The criminal contempt conviction for which Trump pardoned Arpaio stemmed from a ruling in one of multiple cases in which Arpaio was accused of systematic racial profiling. The court found that Arpaio’s practice of having individuals stopped on the basis of race violated the Fourth Amendment’s prohibition of unreasonable searches and seizures and the 14th Amendment’s Equal Protection Clause. But Arpaio proceeded to misrepresent the ruling to his subordinates and continue the practices the court had enjoined. He then lied about it to the court, withheld evidence, launched an investigation into the judge and tried to get him disqualified on the basis of the investigation he had started. The court found Arpaio in civil contempt and referred the case to prosecutors for criminal charges for willful violation of the order.

But Trump claimed at his Arizona campaign rally last week that Arpaio was convicted for “doing his job.” In Trump’s mind, the job of law enforcement is to make life miserable for those he deems undesirable – typically, black and brown people and political opponents – whether or not they have been found guilty of any crime and without regard to whether the punishment is lawful even for those who are found guilty. This is why Trump called for the execution of the Central Park Five before they had been tried and insisted after they were exonerated by DNA evidence that they were deserving of punishment anyway. It’s why Trump has encouraged police officers to rough up suspects during arrests and advocated for torturing detainees held at Guantanamo and elsewhere. Trump has demonstrated repeatedly that he rejects the fundamental principles underlying America’s legal system like the right not to be deprived of one’s liberty unjustly, the presumption of innocence and the right to equal treatment under the law.

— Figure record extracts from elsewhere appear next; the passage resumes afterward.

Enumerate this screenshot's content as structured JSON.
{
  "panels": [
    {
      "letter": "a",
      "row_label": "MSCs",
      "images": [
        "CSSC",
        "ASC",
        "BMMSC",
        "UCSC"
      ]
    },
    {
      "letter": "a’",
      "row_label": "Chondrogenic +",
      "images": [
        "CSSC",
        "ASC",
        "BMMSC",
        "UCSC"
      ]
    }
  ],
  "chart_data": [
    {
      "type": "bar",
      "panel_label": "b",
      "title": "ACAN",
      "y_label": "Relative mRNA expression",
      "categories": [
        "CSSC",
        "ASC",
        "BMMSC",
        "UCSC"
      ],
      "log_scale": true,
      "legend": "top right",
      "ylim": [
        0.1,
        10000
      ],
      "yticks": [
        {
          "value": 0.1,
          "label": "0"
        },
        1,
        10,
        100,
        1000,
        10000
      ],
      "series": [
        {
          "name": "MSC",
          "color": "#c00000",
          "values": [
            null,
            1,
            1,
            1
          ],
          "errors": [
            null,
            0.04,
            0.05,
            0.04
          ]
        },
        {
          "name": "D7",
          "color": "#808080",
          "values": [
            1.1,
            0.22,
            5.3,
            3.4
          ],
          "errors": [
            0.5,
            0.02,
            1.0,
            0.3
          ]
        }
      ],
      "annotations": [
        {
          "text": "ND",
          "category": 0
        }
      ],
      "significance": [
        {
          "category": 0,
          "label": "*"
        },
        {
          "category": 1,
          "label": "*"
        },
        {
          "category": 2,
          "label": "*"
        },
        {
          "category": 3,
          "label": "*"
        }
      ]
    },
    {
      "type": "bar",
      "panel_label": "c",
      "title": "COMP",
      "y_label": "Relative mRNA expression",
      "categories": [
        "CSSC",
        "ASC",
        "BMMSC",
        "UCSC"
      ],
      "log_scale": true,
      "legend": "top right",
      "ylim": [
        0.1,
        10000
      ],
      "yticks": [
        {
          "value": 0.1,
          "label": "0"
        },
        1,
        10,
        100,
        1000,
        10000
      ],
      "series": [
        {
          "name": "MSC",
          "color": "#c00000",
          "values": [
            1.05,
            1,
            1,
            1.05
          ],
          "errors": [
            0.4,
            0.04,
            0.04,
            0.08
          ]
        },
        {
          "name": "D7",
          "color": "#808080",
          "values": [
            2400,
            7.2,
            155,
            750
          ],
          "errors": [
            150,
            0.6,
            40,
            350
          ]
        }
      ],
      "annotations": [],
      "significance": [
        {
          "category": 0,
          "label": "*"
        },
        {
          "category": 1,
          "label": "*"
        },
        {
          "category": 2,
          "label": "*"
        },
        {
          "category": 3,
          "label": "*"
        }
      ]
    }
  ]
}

In a comment to The Guardian last month, Arpaio encapsulated the autocratic worldview he shares with Trump: “But even if it was a concentration camp, what difference does it make? I still survived. I still kept getting re-elected.” Trump and Arpaio believe that winning elections frees them from the constraints of the law, empowering them to decide who is guilty and to flagrantly and deliberately disregard the courts.

By pardoning someone with Arpaio’s history of illegally targeting racial minorities, Trump endorsed the use of policing practices to deprive people of color of their rights under the Constitution. Furthermore, by pardoning Arpaio for the specific crime of defying a court order, Trump announced his intention to free his cronies from accountability for lawbreaking, raising the possibility that he will discourage his campaign associates from providing evidence in the Russia investigation with the promise of pardons if they are held in contempt of Congress or the courts.

That is precisely the opposite of how things are supposed to work in a country that adheres to the rule of law, in which the rules are supposed to apply to even those with the most power and connections. The U.S. system of checks and balances is designed to constrain the power of elected officials. But Trump appears prepared to use his pardon power to make an end run around the judiciary, gutting its ability to enforce its orders that the Constitution be obeyed. The pardon power is broad, but if Trump is going to use it to obstruct justice, Congress needs to stop him.